Published online by Cambridge University Press: 07 September 2010
Black jasper with applied white jasper reliefs. Height 25.2 cm. C.20–1984.
Jasper is a fine, white, dry-bodied stoneware developed by Wedgwood between 1772 and 1775. It contains barium sulphate and can be tinted with metallic oxides to produce blue, sage-green, lilac, black and other colours. At first Wedgwood used jasper for intaglios, cameos and portrait medallions, but from the early 1780s he introduced teawares, vases and other ornamental wares in the new body.
Wedgwood's greatest technical achievement in jasper was his copy of the Roman cameo-glass Portland Vase. The dowager Duchess of Portland, who purchased it from Sir William Hamilton in 1784, died in 1785, and a year later Wedgwood borrowed the vase from her son, the third Duke of Portland. After studying it thoroughly, Wedgwood, his son Josiah II and his modellers Webber and Hackwood, experimented for three years before the first successful copy was achieved in the late summer of 1789. The exact number of Portland copies made in this ‘first edition’ before Wedgwood's death is not known. Surveys of extant vases and documents in the Wedgwood archives indicate that it was between forty and fifty, some of which were faulty.

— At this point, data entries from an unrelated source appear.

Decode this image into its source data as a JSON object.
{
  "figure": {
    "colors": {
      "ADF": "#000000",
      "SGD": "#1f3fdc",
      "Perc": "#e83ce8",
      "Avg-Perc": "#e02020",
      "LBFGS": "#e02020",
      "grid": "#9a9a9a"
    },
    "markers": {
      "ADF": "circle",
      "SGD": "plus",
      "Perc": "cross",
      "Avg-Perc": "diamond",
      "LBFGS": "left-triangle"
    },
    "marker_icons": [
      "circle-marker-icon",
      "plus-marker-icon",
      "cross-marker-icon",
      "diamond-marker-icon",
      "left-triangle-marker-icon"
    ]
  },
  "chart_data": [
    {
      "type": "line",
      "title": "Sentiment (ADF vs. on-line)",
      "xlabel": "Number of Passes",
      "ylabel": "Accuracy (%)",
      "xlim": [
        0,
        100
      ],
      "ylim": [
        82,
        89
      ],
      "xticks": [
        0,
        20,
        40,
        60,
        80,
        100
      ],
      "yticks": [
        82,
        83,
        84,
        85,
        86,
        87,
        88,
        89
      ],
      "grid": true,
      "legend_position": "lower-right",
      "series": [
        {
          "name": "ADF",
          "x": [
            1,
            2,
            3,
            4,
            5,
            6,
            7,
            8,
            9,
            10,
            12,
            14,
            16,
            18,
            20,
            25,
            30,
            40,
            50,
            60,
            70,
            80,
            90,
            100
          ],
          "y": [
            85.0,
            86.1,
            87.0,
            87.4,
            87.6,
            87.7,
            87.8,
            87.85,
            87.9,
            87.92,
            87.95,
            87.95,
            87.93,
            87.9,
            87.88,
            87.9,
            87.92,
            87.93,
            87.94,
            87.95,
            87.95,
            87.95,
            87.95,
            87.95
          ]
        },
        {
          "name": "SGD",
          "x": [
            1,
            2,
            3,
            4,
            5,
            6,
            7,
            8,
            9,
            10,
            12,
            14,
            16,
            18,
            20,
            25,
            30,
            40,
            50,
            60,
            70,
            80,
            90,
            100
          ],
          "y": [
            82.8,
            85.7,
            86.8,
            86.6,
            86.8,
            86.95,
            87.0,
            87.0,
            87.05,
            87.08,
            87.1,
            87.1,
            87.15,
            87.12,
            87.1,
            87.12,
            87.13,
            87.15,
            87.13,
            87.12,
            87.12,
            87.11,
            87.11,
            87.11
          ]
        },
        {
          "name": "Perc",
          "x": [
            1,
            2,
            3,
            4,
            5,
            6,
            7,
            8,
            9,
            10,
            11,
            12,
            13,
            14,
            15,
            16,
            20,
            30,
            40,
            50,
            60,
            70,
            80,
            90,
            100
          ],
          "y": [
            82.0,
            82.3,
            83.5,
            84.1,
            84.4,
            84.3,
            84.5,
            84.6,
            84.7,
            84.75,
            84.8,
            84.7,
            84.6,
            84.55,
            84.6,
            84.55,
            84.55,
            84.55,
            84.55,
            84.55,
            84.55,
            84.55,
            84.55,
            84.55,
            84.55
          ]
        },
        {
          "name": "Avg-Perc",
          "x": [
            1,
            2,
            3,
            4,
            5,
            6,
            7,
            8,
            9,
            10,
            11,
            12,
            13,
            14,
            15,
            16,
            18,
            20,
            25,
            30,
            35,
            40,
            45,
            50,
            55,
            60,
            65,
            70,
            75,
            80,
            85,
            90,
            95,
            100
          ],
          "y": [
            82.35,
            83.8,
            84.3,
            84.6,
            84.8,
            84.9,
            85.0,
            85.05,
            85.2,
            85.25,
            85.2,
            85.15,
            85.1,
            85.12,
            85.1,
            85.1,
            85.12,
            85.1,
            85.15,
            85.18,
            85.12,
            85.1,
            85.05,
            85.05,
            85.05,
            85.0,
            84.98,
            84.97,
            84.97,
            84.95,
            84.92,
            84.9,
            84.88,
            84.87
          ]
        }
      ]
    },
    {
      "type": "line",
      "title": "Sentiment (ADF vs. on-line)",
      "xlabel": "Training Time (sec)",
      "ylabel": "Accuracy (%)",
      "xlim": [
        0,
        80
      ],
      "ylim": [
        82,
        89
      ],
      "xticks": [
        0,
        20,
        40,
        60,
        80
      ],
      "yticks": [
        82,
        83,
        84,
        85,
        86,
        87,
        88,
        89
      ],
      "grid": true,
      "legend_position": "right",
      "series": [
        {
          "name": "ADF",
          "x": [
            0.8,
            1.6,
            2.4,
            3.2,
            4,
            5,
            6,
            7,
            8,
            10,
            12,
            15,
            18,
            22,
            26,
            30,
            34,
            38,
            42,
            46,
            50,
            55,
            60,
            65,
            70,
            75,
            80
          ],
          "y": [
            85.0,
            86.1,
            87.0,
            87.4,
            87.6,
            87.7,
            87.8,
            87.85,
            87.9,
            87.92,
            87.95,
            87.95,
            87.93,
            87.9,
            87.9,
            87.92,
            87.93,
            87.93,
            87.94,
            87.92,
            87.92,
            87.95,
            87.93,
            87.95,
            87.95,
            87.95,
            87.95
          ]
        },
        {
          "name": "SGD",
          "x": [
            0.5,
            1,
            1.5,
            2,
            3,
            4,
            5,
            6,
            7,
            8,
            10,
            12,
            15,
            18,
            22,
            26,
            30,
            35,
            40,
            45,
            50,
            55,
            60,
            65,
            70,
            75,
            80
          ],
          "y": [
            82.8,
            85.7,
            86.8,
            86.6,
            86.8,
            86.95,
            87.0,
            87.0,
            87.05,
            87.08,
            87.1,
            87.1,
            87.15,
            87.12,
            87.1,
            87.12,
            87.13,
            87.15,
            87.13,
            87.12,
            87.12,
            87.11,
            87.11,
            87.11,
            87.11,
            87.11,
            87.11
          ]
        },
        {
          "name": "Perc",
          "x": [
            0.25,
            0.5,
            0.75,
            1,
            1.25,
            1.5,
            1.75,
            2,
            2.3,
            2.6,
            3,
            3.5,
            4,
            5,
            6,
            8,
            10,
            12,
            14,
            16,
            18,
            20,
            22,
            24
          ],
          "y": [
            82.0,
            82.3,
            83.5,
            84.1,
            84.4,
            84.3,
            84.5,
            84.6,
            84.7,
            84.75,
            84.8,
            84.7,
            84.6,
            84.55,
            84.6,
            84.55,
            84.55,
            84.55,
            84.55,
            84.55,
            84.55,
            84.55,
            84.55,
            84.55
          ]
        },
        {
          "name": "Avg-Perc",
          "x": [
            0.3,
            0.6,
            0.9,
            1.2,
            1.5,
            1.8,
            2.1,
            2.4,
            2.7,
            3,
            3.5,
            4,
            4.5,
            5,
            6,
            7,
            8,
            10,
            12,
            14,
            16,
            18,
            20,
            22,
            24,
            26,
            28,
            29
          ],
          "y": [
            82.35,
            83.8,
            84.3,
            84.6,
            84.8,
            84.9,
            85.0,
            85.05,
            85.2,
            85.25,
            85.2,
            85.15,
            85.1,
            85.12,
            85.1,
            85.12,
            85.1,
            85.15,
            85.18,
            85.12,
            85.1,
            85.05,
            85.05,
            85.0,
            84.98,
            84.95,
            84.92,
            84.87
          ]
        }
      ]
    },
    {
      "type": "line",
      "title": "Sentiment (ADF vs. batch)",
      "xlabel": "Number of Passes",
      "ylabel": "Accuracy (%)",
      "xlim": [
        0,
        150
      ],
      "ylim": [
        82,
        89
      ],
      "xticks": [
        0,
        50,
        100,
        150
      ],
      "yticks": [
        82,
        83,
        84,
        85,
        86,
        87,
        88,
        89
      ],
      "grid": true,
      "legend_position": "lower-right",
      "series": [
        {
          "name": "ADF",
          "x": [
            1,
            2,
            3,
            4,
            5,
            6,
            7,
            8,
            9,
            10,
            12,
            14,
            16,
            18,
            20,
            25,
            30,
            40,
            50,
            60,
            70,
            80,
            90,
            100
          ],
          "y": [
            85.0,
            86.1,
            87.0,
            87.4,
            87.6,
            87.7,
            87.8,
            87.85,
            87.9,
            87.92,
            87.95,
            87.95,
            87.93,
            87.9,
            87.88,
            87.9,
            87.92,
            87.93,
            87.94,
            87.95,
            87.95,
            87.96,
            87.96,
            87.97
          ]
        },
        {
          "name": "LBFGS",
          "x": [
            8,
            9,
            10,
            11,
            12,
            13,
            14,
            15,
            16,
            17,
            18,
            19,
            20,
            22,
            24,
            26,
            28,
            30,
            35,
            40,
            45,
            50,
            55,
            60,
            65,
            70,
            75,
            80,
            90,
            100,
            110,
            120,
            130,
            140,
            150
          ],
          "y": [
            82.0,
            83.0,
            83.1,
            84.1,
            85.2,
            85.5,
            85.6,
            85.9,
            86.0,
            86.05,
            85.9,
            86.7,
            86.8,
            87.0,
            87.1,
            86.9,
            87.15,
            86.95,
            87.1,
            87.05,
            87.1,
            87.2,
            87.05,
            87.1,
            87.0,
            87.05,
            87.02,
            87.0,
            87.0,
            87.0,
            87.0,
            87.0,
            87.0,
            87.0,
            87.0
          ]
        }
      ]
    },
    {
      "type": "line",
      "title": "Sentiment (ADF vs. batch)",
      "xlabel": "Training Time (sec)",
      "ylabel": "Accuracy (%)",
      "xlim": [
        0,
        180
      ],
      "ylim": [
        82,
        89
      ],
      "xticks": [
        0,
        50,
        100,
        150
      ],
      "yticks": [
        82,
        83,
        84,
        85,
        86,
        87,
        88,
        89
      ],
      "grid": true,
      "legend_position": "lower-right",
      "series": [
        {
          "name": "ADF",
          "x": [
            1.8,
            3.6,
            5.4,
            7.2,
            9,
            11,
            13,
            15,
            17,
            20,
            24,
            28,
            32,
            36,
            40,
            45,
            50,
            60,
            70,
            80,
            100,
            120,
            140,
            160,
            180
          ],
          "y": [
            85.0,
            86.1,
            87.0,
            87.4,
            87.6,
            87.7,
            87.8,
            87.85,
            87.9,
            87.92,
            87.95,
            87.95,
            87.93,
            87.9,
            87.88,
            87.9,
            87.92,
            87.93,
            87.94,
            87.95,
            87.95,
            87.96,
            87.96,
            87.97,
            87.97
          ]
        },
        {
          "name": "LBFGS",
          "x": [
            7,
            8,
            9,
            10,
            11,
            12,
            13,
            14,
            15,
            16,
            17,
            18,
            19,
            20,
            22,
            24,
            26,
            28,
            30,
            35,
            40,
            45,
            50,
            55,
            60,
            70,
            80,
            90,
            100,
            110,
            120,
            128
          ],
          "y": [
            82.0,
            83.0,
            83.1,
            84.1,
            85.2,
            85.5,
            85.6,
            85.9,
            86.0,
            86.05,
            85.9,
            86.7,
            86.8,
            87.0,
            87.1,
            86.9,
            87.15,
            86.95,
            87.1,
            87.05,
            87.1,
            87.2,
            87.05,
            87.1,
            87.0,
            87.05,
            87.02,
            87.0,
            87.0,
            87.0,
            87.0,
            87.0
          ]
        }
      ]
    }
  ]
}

This example is believed to be the vase sent by Wedgwood to his friend and medical adviser, Dr Erasmus Darwin of Derby in September 1789. Failing that, it must have been given to him shortly after, for there is no evidence that he purchased a Portland copy. After his death at Breadsall Priory, Derbyshire in 1802, the vase and its travelling case remained there in the possession of his unmarried daughter, Emma, who died in 1818 bequeathing it to her brother, Sir Francis Sacheverell Darwin.